19. [gedaagde] is er van overtuigd dat gedaagden door de publicatie van het eerder genoemde boek haar auteursrechten hebben geschonden en in strijd hebben gehandeld met het eerder genoemde vonnis door haar dagboek toch op enigerlei wijze openbaar te maken. De gronden waarop [gedaagde] deze overtuiging heeft bekomen zullen in het navolgende uiteen worden gezet."
2.6.
Het gerechtshof Amsterdam heeft bij arrest van 17 maart 2015 in het dictum bepaald:
"(…)
4.1
vernietigt het bestreden vonnis van de voorzieningenrechter in de rechtbank Noord-Holland van 18 december 2013 voor zover
- (…)
- (…)
- (voorzieningenrechter: 4.1. onder 3) de vordering van [gedaagde] tot een verbod van publicatie van hoofdstuk 4 van het boek en vernietiging van reeds gedrukte exemplaren van hoofdstuk 4 van dit boek is afgewezen
(gedeelte 5.9 bestreden vonnis);
- [eiser] c.s. in de proceskosten zijn veroordeeld (5.6 bestreden vonnis);
4.2
en opnieuw rechtdoende:
- wijst af de vorderingen van [gedaagde] voor zover deze in het bestreden vonnis waren toegewezen en de toewijzingen van deze vorderingen hierboven in rechtsoverweging 4.1 onder 1, 2 en 4 zijn vernietigd;
- (a) verbiedt [eiser] c.s. om hoofdstuk 4 (' [B] ') van het boek te (doen) publiceren en (b) veroordeelt [eiser] c.s. om binnen vier weken na het wijzen van het onderhavige arrest alle reeds gedrukte exemplaren van het boek, indien en voor zover hoofdstuk 4 daarin voorkomt, op hun kosten te (doen) vernietigen onder afgifte aan (de advocaat van) [gedaagde] van een schriftelijke verklaring van de uitvoerende instantie dat tot volledige vernietiging is overgegaan, (c) veroordeelt [eiser] c.s. tot betaling aan [gedaagde] van een dwangsom van € 1.000,= voor iedere dag dat zij niet aan (één van) onder de onder a en b uitgesproken veroordelingen voldoen, tot een maximum van
€ 200.000,= is bereikt;
- (…)
- (…)
4.3
bekrachtigt voormeld bestreden vonnis voor het overige;
(…)."
2.7.
Bij brief van 18 maart 2015 heeft de advocaat van [gedaagde] aan de (toenmalige) advocaat van [eiser] geschreven:
"(…)
Het hof heeft geoordeeld in r.o. 3.3.3. dat het boek van uw cliënten inbreuk maakt op het dagboek van mijn cliënte. Daarnaast is in r.o. 3.3.6. geoordeeld dat het verbod om het dagboek van cliënte, danwel delen daarvan te openbaren op goede gronden is toegewezen in eerste aanleg. Voorts is in het dictum onder r.o. 4.3. van het arrest geoordeeld dat het vonnis (voor het overige) wordt bekrachtigd.
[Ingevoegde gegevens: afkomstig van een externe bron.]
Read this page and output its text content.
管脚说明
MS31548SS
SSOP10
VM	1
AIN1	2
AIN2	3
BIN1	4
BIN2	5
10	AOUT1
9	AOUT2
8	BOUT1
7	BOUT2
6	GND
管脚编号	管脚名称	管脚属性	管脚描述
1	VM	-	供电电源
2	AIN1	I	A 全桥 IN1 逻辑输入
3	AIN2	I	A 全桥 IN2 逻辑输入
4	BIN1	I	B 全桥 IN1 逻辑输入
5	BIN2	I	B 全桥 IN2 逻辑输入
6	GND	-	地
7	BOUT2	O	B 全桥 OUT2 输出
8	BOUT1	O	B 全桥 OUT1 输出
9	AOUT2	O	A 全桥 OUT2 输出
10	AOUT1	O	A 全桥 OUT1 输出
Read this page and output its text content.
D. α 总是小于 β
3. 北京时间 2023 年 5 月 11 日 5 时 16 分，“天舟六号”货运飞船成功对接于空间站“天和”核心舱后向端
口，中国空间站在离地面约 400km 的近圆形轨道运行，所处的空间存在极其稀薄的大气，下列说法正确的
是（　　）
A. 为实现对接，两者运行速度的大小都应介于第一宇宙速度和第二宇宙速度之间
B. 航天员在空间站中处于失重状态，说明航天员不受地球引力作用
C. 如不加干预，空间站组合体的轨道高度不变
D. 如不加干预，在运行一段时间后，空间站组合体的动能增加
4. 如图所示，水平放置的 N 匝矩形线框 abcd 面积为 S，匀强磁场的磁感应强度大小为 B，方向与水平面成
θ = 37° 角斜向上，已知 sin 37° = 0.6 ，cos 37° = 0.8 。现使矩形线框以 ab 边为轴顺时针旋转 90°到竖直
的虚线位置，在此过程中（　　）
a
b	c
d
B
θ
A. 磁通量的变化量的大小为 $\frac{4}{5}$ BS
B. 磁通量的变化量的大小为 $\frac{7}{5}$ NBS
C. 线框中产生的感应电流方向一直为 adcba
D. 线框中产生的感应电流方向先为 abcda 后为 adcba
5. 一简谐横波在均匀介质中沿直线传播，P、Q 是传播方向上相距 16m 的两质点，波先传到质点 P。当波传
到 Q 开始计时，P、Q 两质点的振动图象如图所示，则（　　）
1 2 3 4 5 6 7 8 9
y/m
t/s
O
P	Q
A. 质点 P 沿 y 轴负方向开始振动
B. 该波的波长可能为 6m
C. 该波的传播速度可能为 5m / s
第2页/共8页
Het voornoemde heeft tot gevolg dat uw cliënten met de openbaarmaking van het litigieuze boek r.o. 5.2 uit het vonnis van eerste aanleg hebben geschonden. Hierdoor is r.o. 5.5 geëffectueerd. Het boek is op 10 mei 2014 voor het eerst openbaar gemaakt. Zulks houdt in dat inmiddels het maximum aan dwangsommen ad in totaal
€ 200.000,- vanwege het verbod op publicatie, zijn verbeurd door uw cliënten.
Bij deze verzoek en voor zover nodig sommeer ik uw cliënten om binnen 5 werkdagen na heden € 193.739,36 over te maken (…).
Ik zeg uw clïenten bij deze aan tot executie over te gaan als niet binnen de gestelde termijn voornoemd bedrag zal zijn voldaan.
(…)."
2.8.
Het arrest van het gerechtshof Amsterdam is op 23 maart 2015 aan [eiser] betekend, waarbij een aantal bevelen aan [eiser] zijn gedaan.
2.9.
Bij brief van 4 mei 2015 heeft de advocaat van [gedaagde] aan de (toenmalige) advocaat van [eiser] geschreven:
"(…)
Ondanks mijn eerdere berichten is uw cliënt zo ook u in de kennelijke hardnekkige veronderstelling dat uw cliënt geen dwangsommen heeft verbeurd. Deze premisse is apert onjuist.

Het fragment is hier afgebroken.